The fundamental concept is that the reptile brain is conditioned to favor safety and survival. Therefore, if plaintiff's' counsel can reach the reptilian portion of the jurors' brains, they can influence their decisions; the jurors will instinctively choose to protect their families and community from danger through their verdict. Thus, the focus of the plaintiff's case is on the conduct of the defendant, not the injuries of the plaintiff. The jurors are not interested in plaintiff's injury, even when severe, according to the theory. Rather, the only truly effective way to engage jurors is to demonstrate how the defendant's conduct endangers the jurors and their families.
And my first thought was, it took until 2009 before any civil attorneys came up with that? Hell, prosecutors have been doing that for decades.
True, they usually don't go as far as the prosecutor in a child rape case a couple years back, whose closing argument featured a PowerPoint presentation which culminated with the silhouette of a man - in red, of course, lacking only horns - taking the silhouette of a little girl by the hand into the woods. (The appellate court clucked about how inappropriate this was - ya think? - then chalked it off as harmless error.)
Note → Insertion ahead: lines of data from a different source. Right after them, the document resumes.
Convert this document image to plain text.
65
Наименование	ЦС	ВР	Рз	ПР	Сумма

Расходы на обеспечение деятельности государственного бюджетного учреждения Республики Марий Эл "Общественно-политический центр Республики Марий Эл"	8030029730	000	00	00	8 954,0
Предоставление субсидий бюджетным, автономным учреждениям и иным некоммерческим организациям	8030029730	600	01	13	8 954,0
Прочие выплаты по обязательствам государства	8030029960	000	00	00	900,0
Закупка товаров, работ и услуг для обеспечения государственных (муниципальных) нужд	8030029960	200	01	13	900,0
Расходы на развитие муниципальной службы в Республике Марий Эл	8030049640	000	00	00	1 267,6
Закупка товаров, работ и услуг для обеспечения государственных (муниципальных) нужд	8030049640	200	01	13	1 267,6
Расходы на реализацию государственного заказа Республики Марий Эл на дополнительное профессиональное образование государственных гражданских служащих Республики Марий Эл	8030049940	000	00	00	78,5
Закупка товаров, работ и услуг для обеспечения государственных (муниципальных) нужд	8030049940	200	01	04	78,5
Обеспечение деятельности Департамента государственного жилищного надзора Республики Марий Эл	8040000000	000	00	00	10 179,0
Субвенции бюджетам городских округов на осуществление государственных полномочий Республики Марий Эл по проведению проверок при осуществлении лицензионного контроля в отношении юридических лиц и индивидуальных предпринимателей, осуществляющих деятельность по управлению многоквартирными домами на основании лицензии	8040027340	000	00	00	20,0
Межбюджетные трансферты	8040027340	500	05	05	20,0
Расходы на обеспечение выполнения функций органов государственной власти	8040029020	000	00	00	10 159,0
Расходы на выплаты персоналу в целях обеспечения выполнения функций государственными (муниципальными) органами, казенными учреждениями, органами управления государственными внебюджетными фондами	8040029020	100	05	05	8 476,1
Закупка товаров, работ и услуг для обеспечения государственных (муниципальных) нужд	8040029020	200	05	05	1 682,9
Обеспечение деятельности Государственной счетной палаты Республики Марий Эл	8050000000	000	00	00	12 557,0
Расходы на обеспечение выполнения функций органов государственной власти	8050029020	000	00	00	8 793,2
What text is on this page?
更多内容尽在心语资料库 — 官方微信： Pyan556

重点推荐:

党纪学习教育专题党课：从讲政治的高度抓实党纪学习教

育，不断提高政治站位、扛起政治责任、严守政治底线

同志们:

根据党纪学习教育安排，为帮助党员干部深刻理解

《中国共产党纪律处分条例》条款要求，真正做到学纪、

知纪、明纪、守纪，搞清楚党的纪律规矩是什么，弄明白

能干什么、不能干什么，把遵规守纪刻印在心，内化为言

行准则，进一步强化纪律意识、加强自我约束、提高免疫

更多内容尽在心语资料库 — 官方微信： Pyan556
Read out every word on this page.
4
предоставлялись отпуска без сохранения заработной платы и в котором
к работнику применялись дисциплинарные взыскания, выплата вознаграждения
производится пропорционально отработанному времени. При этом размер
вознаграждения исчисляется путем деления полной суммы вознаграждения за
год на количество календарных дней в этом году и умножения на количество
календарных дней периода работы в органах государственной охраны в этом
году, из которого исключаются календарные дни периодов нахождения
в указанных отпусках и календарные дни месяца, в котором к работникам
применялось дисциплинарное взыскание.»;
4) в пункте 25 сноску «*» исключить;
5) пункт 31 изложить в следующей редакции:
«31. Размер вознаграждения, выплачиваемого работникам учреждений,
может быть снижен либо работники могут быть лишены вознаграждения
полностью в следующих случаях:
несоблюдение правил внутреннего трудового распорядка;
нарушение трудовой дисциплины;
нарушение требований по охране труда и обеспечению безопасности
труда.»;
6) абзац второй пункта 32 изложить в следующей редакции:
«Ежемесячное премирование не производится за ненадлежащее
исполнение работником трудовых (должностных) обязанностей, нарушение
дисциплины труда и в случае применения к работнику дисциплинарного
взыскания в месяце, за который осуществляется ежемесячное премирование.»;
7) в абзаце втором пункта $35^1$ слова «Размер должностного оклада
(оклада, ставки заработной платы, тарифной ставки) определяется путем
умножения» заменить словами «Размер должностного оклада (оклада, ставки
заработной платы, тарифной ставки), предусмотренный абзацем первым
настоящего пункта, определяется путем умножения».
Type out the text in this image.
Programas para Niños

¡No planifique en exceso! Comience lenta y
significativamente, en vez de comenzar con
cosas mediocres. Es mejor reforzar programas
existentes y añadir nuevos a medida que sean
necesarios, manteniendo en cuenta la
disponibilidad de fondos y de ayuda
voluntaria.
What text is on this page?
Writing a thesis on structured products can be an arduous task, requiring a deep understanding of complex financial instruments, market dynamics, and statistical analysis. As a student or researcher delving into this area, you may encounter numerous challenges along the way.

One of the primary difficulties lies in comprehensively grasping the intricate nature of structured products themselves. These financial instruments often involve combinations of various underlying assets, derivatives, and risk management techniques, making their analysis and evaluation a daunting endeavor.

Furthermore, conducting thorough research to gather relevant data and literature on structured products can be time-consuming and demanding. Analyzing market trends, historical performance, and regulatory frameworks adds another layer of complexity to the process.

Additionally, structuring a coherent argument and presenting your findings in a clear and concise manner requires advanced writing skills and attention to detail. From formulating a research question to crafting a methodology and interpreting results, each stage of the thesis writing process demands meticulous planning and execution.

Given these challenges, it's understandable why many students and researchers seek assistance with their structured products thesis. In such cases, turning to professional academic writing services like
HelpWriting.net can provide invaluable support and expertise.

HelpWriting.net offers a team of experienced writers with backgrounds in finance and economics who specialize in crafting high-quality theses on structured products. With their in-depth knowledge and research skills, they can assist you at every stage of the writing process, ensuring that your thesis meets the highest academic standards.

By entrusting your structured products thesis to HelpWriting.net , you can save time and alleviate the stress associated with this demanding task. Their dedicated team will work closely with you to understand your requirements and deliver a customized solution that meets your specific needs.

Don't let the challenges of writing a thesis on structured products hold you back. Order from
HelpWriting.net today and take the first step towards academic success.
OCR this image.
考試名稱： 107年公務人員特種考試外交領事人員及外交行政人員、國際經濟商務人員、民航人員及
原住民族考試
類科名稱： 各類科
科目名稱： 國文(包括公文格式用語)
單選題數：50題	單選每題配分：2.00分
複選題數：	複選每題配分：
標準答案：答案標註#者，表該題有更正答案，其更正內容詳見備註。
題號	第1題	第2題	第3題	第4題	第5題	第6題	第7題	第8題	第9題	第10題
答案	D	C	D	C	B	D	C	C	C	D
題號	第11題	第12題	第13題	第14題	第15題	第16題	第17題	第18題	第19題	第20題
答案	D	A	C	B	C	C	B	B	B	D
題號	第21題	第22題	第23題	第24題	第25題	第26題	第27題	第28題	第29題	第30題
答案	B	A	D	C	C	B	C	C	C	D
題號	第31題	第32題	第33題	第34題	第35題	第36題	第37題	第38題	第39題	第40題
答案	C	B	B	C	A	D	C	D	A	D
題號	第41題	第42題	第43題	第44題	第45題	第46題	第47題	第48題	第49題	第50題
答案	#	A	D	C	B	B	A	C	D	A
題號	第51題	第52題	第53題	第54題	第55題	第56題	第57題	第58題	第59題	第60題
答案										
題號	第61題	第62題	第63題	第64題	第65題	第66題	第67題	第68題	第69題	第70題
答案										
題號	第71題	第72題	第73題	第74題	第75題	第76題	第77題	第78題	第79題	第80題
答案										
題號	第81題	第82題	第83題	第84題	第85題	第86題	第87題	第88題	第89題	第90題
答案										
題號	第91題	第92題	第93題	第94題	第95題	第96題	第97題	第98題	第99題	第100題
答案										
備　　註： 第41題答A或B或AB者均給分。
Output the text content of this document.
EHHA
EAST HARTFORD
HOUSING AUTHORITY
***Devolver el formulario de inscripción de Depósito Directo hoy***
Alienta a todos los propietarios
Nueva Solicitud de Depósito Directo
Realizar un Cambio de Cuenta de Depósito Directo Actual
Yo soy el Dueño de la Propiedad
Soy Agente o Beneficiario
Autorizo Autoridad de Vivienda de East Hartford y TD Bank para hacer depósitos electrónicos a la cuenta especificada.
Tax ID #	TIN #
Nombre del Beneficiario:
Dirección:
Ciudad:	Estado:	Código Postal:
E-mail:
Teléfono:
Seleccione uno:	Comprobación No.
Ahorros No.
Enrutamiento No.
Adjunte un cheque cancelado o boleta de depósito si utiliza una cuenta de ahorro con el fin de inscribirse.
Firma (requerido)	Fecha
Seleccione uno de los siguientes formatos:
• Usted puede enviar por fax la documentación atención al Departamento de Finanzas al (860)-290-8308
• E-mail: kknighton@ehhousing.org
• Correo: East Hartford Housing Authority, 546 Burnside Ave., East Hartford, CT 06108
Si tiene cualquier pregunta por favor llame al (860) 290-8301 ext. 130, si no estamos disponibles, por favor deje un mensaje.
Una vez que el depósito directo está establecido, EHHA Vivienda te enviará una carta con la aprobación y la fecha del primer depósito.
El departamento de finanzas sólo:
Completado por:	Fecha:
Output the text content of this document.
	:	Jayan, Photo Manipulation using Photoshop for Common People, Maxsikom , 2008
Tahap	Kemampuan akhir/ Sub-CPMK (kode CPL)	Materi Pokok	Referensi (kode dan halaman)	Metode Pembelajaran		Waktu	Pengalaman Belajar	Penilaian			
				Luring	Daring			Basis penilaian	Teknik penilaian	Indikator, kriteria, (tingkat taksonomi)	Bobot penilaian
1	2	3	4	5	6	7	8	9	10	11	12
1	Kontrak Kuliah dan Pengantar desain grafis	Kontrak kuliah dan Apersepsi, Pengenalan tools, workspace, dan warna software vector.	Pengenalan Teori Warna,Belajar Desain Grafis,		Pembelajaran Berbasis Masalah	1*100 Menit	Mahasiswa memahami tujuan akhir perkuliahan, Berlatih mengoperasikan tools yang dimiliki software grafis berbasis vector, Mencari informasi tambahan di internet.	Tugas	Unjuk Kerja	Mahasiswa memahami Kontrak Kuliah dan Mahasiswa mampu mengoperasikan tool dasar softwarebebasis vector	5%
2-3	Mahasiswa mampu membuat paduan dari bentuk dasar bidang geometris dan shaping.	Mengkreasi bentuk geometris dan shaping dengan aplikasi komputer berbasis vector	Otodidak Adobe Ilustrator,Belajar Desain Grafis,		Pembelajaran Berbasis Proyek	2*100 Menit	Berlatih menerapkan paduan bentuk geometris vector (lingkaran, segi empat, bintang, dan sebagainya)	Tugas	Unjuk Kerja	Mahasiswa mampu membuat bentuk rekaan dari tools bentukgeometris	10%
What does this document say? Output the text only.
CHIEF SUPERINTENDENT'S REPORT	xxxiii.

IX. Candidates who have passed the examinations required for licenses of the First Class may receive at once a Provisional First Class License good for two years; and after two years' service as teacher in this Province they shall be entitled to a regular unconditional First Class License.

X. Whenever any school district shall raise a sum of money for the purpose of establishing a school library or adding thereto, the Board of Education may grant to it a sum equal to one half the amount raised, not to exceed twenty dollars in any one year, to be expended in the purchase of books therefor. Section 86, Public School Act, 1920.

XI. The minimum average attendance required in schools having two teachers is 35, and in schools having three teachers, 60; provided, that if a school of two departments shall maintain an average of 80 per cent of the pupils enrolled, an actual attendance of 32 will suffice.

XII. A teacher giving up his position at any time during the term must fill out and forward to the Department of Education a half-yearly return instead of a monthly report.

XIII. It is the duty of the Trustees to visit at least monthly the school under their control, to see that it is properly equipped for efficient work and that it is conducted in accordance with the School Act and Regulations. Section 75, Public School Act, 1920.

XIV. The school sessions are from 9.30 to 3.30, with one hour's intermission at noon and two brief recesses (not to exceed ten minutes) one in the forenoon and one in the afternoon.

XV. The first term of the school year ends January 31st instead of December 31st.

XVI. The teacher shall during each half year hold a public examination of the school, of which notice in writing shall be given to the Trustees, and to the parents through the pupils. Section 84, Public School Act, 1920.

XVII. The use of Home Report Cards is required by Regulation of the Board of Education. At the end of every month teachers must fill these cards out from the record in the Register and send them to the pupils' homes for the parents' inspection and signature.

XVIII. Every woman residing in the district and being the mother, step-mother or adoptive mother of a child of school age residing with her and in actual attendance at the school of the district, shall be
But read that last line again - "demonstrate how the defendant's conduct endangers the jurors and their families" - and tell me the last time you saw any significant criminal trail where the prosecutor didn't do that.
Then it dawned on me: why can't we do that, too? If the nascent 2016 presidential race has taught us anything, it's that there are a lot of people pissed off at the government. And fearful of it; one of the rare areas of agreement between most conservatives and most liberals is that we lock up too many people for too long, and there are way too many Federal crimes. The NSA's gathering data on Americans' phone calls, and the recent revelation that AT&T had turned over to the NSA metadata on billions of emails, has done nothing to assuage concerns about Big Brother.
That's not to suggest that turning the tables on the prosecution is going to be easy. You're representing someone who's charged with doing some very bad things, and we all know that the presumption of innocence borders on a myth. The jurors walk into the courtroom scared of your guy.
Still, there are some things you can do. People are more wary of the police, and especially of paramilitary SWAT team raids; if you're dealing with one of those, explore with the officers in detail how inherently violent those are. If your client was the victim of the Bullshit Traffic Stop of the Week™, stress the pretextual nature of the stop; getting the jurors to believe that a police officer could stop them on a whim can only help. If your defense is "some other guy did it," stress that that other guy is still out there, possibly committing more murders/rapes/robberies. And never refer to the other side as "the State"; it's always, "the government." People react much more unfavorably to the latter term.
Of course, all this depends upon there being some validity to the theory, and there's a serious debate about whether the whole thing is just a pantsload. There are a number of neurobiologists who believe that it grossly oversimplifies human behavior, and the science behind the theory is indeed very questionable. As one critic notes,
To reduce the human being to a body organ, even the brain, disregards the value of the reflective mind - something no reptile possesses. From time immemorial we have used imagination and supporting evidence in narrative to persuade. A reptile hears no human story. It reacts as a coiling rattlesnake or a slithering lizard. To equate men and women serving on a jury with reactive sub-mammals is both offensive and objectionable.
Still, while the science may be bad, there are innumerable books and articles promoting the theory, and advising defense lawyers how to counter it. It wouldn't hurt to do a little reading up on it - that's why God invented Google - to learn how you might use it to your advantage or deal with the State - er, government - when they resort to it.